For treatment of Salmonella gastroenteritis.
Whipple’s Disease
Treatment of Whipple’s disease, a progressive systemic infection caused by Tropheryma whipplei (formerly Tropheryma whippelii). Optimal regimens not identified; some clinicians recommend initial parenteral regimen (e.g., ceftriaxone or penicillin G used with or without streptomycin) followed by long-term (1–2 years) treatment with oral co-trimoxazole.
For treatment of encephalitis caused by T. whipplei, IDSA recommends initial treatment with ceftriaxone for 2–4 weeks followed by co-trimoxazole or cefixime for 1–2 years.
Empiric Therapy in Febrile Neutropenic Patients
Empiric anti-infective therapy of presumed bacterial infections in febrile neutropenic patients; used in conjunction with an aminoglycoside.
Ceftriaxone monotherapy not usually recommended since it may not provide adequate coverage against some potential pathogens (e.g., Ps. aeruginosa).
Consult published protocols on treatment of infections in febrile neutropenic patients for specific recommendations regarding selection of initial empiric regimen, when to change initial regimen, possible subsequent regimens, and duration of therapy in these patients. Consultation with an infectious disease expert knowledgeable about infections in immunocompromised patients also advised.
Prevention of Bacterial Endocarditis
Alternative for prevention of α-hemolytic (viridans group) streptococcal endocarditis in individuals undergoing certain dental or upper respiratory tract procedures who have cardiac conditions that put them at highest risk of adverse outcome from endocarditis.
Oral amoxicillin is usual drug of choice for such prophylaxis; ceftriaxone (or cefazolin) is an alternative in penicillin-allergic individuals or when an oral anti-infective cannot be used. Should not be used in those with a history of anaphylaxis, angioedema, or urticaria after receiving a penicillin.
Consult current AHA recommendations for information on which cardiac conditions are associated with highest risk of adverse outcomes from endocarditis and additional information regarding prophylaxis for prevention of bacterial endocarditis.
Perioperative Prophylaxis
Perioperative prophylaxis to reduce the incidence of infection in patients undergoing contaminated or potentially contaminated surgical procedures, including biliary tract procedures (e.g., cholecystectomy), colorectal procedures, intra-abdominal surgery, or vaginal or abdominal hysterectomy, and in those undergoing clean surgical procedures in which the development of infection at the surgical site would represent a serious risk, including coronary artery bypass, open heart surgery, thoracic surgery, or orthopedic surgery.
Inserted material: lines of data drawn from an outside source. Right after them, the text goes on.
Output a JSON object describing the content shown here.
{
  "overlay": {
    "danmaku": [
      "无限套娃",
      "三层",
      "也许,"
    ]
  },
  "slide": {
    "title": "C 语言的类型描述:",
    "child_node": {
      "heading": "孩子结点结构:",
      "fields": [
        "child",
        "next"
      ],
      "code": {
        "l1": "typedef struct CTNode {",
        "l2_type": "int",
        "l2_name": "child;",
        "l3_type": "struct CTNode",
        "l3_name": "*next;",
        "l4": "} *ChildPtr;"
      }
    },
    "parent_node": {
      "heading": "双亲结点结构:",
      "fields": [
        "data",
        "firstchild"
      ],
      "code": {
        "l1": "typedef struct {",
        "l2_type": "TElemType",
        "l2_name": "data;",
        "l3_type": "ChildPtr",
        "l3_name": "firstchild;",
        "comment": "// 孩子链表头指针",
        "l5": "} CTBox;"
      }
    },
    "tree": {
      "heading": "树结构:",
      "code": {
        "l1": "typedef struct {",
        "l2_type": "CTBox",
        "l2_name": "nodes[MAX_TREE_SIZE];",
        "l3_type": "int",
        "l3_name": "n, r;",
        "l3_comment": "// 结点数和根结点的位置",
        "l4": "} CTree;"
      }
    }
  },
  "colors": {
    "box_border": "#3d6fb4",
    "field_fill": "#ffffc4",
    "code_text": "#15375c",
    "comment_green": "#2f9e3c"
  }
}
Also has been used perioperatively in patients undergoing transurethral resection of the prostate or renal transplantation.
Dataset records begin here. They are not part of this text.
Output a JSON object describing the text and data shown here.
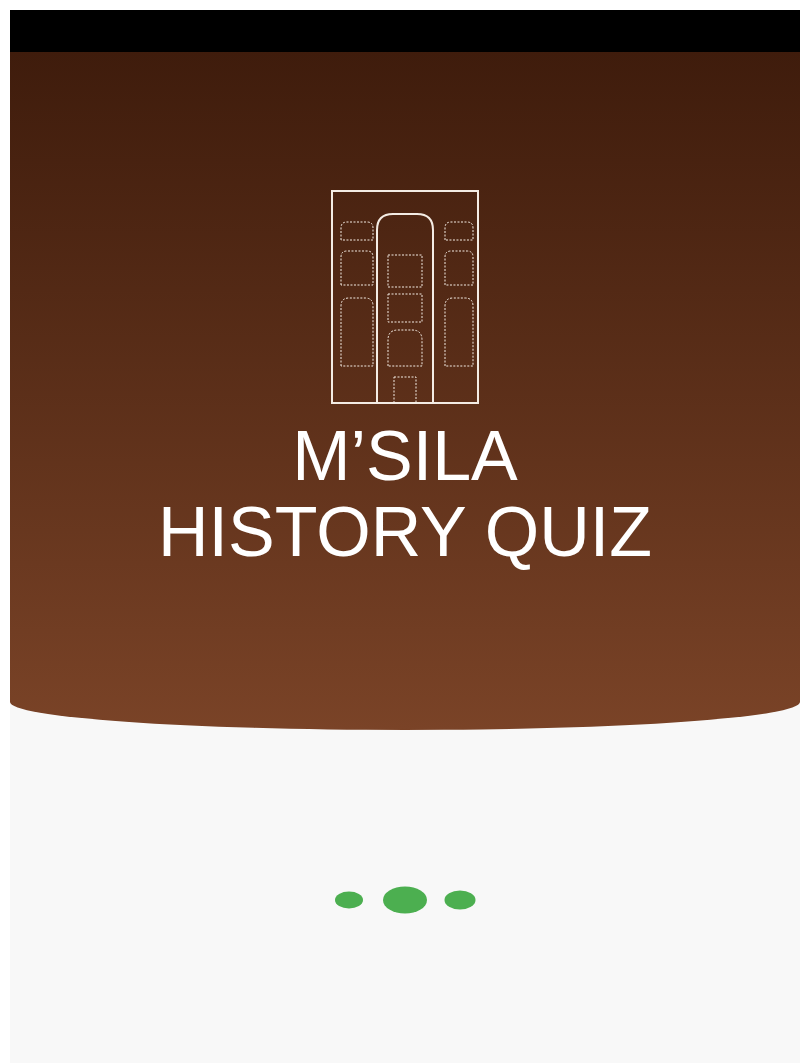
{
  "title_lines": [
    "M’SILA",
    "HISTORY QUIZ"
  ]
}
First and second generation cephalosporins (cefazolin, cefuroxime) generally preferred when a cephalosporin used for perioperative prophylaxis. Third generation cephalosporins (cefotaxime, ceftriaxone, ceftazidime) and fourth generation cephalosporins (cefepime) not usually recommended for routine perioperative prophylaxis since they are expensive, some are less active than first or second generation cephalosporins against staphylococci, they have spectrums of activity wider than necessary for organisms encountered in elective surgery, and their use for prophylaxis may promote emergence of resistant organisms.